ロアジの一番大きなビィラに車を着けると、玄関には木崎馨の世話役である結城と馨の父の秘書、蓮見が待機していた。

「お待ちしておりました、晴翔様」
「彼は?…中にいるみたいだな…」
鼻をつく甘ったるい匂いが風に乗って流れてくる。
「はい、先ほどヒートが初まったようです。」
蓮見が前を歩く。
玄関のドアを開け
「ここからは晴翔様お一人でお願いします、5日後お迎えに参りますので、私まで連絡頂けますと助かります」
少し神経質そうな顔つきの彼が眼鏡を押し上げ
「期間中、ベータのメイドが何人かでお世話をさせていただきます」とメイドを呼びつけ挨拶をされた。

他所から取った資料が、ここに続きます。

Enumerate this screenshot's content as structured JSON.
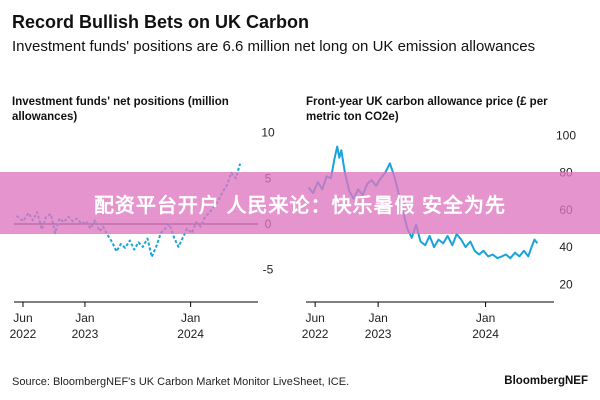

覚悟を決めてここに来たはずが、もう匂いに翻弄されかかっている。
一歩建物に入った途端に意識が違うものに塗り替えられる、そんな感覚がして軽い酩酊状態が襲って来た。
蓮見の声は聞こえて、何を言っているのかわかっているはずなのに、もう標的がどこにいるのかを見定めようとしている自分がいる。
フラフラとそこを目指し螺旋階段を登ろうと足をかけたとき、手を引かれた。
「馨を…馨さんをよろしくお願いします」
結城が俺を睨みつけながら懇願する、その姿は滑稽だが、彼の気持ちはよくわかるような気がした。
きっと彼は馨の事が好きなのだろう、根拠はないがなんとなくそう感じた。
「大切に扱うと約束する」
それが俺に言える最善の敬意だった。
「ではこれで私共は失礼します」
そう言って蓮見達が同時にお辞儀をした。

玄関のドアが閉まるその瞬間まで、結城がこちらから目を離す事はなく、その憤りは俺ではなく自分自身に向けられた怒りのように感じた。

”選択肢がないのは皆同じなんだな…”

階段を一歩、また一歩上がっていく。
どの部屋に彼がいるのかがわかる。

こんな状態なら動物の本能はすぐ現れる、そして自我を保てなくなるのは時間の問題だ。

自分がアルファである事が嫌で仕方ない。
貪りつきたいのはただ1人なのに、今はこの匂いに流されてこのドアの向こうにいる標的を引き裂いてぐちゃぐちゃにすることしか考えられなくなっている。

泣かせてごめん。
不幸にする俺を許してくれ。
そう心の中で唱えながらドアを開けた。

そして俺の自我が消え動物の本能が脳を凌駕する。